Primary Locations and Symptomatic Presentation
Neurogenic tumors can occur anywhere there are nerves, but they show a strong preference for specific areas of the body outside of the brain. A common location for these tumors is the posterior mediastinum (the space in the chest cavity behind the heart and between the lungs). Tumors here, such as Schwannomas and Neurofibromas, often grow along the spinal column where nerve roots exit.
Another frequent site is the abdomen, specifically the retroperitoneum, which is the space behind the abdominal lining. Tumors in this area often follow the distribution of the sympathetic ganglia, with the adrenal glands being a common origin, especially for Neuroblastoma and Pheochromocytoma. Tumors can also arise along peripheral nerves in the limbs, neck, and head.

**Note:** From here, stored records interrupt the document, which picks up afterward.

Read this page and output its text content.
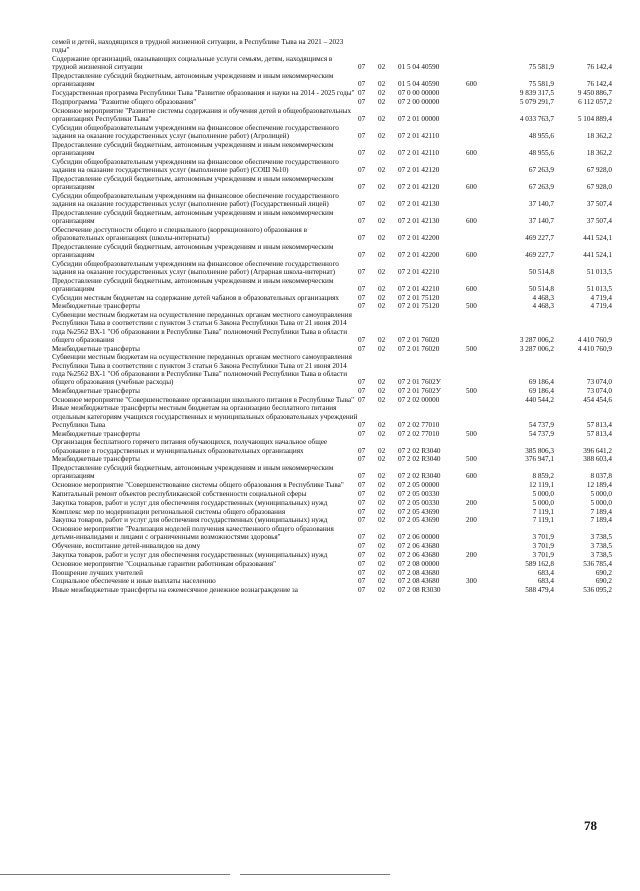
семей и детей, находящихся в трудной жизненной ситуации, в Республике Тыва на 2021 – 2023 годы"						
Содержание организаций, оказывающих социальные услуги семьям, детям, находящимся в трудной жизненной ситуации	07	02	01 5 04 40590		75 581,9	76 142,4
Предоставление субсидий бюджетным, автономным учреждениям и иным некоммерческим организациям	07	02	01 5 04 40590	600	75 581,9	76 142,4
Государственная программа Республики Тыва "Развитие образования и науки на 2014 - 2025 годы"	07	02	07 0 00 00000		9 839 317,5	9 450 886,7
Подпрограмма "Развитие общего образования"	07	02	07 2 00 00000		5 079 291,7	6 112 057,2
Основное мероприятие "Развитие системы содержания и обучения детей в общеобразовательных организациях Республики Тыва"	07	02	07 2 01 00000		4 033 763,7	5 104 889,4
Субсидии общеобразовательным учреждениям на финансовое обеспечение государственного задания на оказание государственных услуг (выполнение работ) (Агролицей)	07	02	07 2 01 42110		48 955,6	18 362,2
Предоставление субсидий бюджетным, автономным учреждениям и иным некоммерческим организациям	07	02	07 2 01 42110	600	48 955,6	18 362,2
Субсидии общеобразовательным учреждениям на финансовое обеспечение государственного задания на оказание государственных услуг (выполнение работ) (СОШ №10)	07	02	07 2 01 42120		67 263,9	67 928,0
Предоставление субсидий бюджетным, автономным учреждениям и иным некоммерческим организациям	07	02	07 2 01 42120	600	67 263,9	67 928,0
Субсидии общеобразовательным учреждениям на финансовое обеспечение государственного задания на оказание государственных услуг (выполнение работ) (Государственный лицей)	07	02	07 2 01 42130		37 140,7	37 507,4
Предоставление субсидий бюджетным, автономным учреждениям и иным некоммерческим организациям	07	02	07 2 01 42130	600	37 140,7	37 507,4
Обеспечение доступности общего и специального (коррекционного) образования в образовательных организациях (школы-интернаты)	07	02	07 2 01 42200		469 227,7	441 524,1
Предоставление субсидий бюджетным, автономным учреждениям и иным некоммерческим организациям	07	02	07 2 01 42200	600	469 227,7	441 524,1
Субсидии общеобразовательным учреждениям на финансовое обеспечение государственного задания на оказание государственных услуг (выполнение работ) (Аграрная школа-интернат)	07	02	07 2 01 42210		50 514,8	51 013,5
Предоставление субсидий бюджетным, автономным учреждениям и иным некоммерческим организациям	07	02	07 2 01 42210	600	50 514,8	51 013,5
Субсидии местным бюджетам на содержание детей чабанов в образовательных организациях	07	02	07 2 01 75120		4 468,3	4 719,4
Межбюджетные трансферты	07	02	07 2 01 75120	500	4 468,3	4 719,4
Субвенции местным бюджетам на осуществление переданных органам местного самоуправления Республики Тыва в соответствии с пунктом 3 статьи 6 Закона Республики Тыва от 21 июня 2014 года №2562 ВХ-1 "Об образовании в Республике Тыва" полномочий Республики Тыва в области общего образования	07	02	07 2 01 76020		3 287 006,2	4 410 760,9
Межбюджетные трансферты	07	02	07 2 01 76020	500	3 287 006,2	4 410 760,9
Субвенции местным бюджетам на осуществление переданных органам местного самоуправления Республики Тыва в соответствии с пунктом 3 статьи 6 Закона Республики Тыва от 21 июня 2014 года №2562 ВХ-1 "Об образовании в Республике Тыва" полномочий Республики Тыва в области общего образования (учебные расходы)	07	02	07 2 01 7602У		69 186,4	73 074,0
Межбюджетные трансферты	07	02	07 2 01 7602У	500	69 186,4	73 074,0
Основное мероприятие "Совершенствование организации школьного питания в Республике Тыва"	07	02	07 2 02 00000		440 544,2	454 454,6
Иные межбюджетные трансферты местным бюджетам на организацию бесплатного питания отдельным категориям учащихся государственных и муниципальных образовательных учреждений Республики Тыва	07	02	07 2 02 77010		54 737,9	57 813,4
Межбюджетные трансферты	07	02	07 2 02 77010	500	54 737,9	57 813,4
Организация бесплатного горячего питания обучающихся, получающих начальное общее образование в государственных и муниципальных образовательных организациях	07	02	07 2 02 R3040		385 806,3	396 641,2
Межбюджетные трансферты	07	02	07 2 02 R3040	500	376 947,1	388 603,4
Предоставление субсидий бюджетным, автономным учреждениям и иным некоммерческим организациям	07	02	07 2 02 R3040	600	8 859,2	8 037,8
Основное мероприятие "Совершенствование системы общего образования в Республике Тыва"	07	02	07 2 05 00000		12 119,1	12 189,4
Капитальный ремонт объектов республиканской собственности социальной сферы	07	02	07 2 05 00330		5 000,0	5 000,0
Закупка товаров, работ и услуг для обеспечения государственных (муниципальных) нужд	07	02	07 2 05 00330	200	5 000,0	5 000,0
Комплекс мер по модернизации региональной системы общего образования	07	02	07 2 05 43690		7 119,1	7 189,4
Закупка товаров, работ и услуг для обеспечения государственных (муниципальных) нужд	07	02	07 2 05 43690	200	7 119,1	7 189,4
Основное мероприятие "Реализация моделей получения качественного общего образования детьми-инвалидами и лицами с ограниченными возможностями здоровья"	07	02	07 2 06 00000		3 701,9	3 738,5
Обучение, воспитание детей-инвалидов на дому	07	02	07 2 06 43680		3 701,9	3 738,5
Закупка товаров, работ и услуг для обеспечения государственных (муниципальных) нужд	07	02	07 2 06 43680	200	3 701,9	3 738,5
Основное мероприятие "Социальные гарантии работникам образования"	07	02	07 2 08 00000		589 162,8	536 785,4
Поощрение лучших учителей	07	02	07 2 08 43680		683,4	690,2
Социальное обеспечение и иные выплаты населению	07	02	07 2 08 43680	300	683,4	690,2
Иные межбюджетные трансферты на ежемесячное денежное вознаграждение за	07	02	07 2 08 R3030		588 479,4	536 095,2
78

When tumors grow, they cause symptoms primarily by compressing surrounding structures (nerves, blood vessels, or organs). This mechanical pressure can lead to localized pain, a tingling sensation known as paresthesia, or numbness. If the tumor is near a motor nerve or the spinal cord, it can cause muscle weakness or functional deficits, such as difficulty walking or breathing.
In some cases, particularly with Pheochromocytoma, the tumor is metabolically active, producing hormones called catecholamines. This overproduction results in systemic symptoms such as sudden, severe headaches, heart palpitations, and high blood pressure. Most neurogenic tumors in adults, however, are often found incidentally during imaging for unrelated conditions, as they are frequently asymptomatic.
Methods of Identification and Management
The process of identifying a neurogenic tumor typically begins with imaging studies to locate and characterize the mass. Computed Tomography (CT) and Magnetic Resonance Imaging (MRI) scans are the primary tools used to visualize the tumor, assess its size, and determine its relationship to nearby nerves and the spinal cord. MRI is particularly useful for evaluating potential extension of the tumor into the spinal canal.
A definitive diagnosis requires a tissue sample obtained through a biopsy. This procedure, often involving a fine or core needle, allows a pathologist to examine the cells, determine the exact tumor type, and distinguish between benign and malignant forms. For tumors like Pheochromocytoma, blood and urine tests that measure hormone levels are also an important part of the diagnostic workup.
The mainstay of treatment for most neurogenic tumors is surgical excision. If the tumor is benign but symptomatic, or if malignancy is suspected, the goal is complete removal while preserving nerve function. For malignant tumors, such as MPNST and Neuroblastoma, surgery is often combined with chemotherapy or radiation therapy, which are used to shrink the tumor before surgery or treat remaining cancer cells afterward.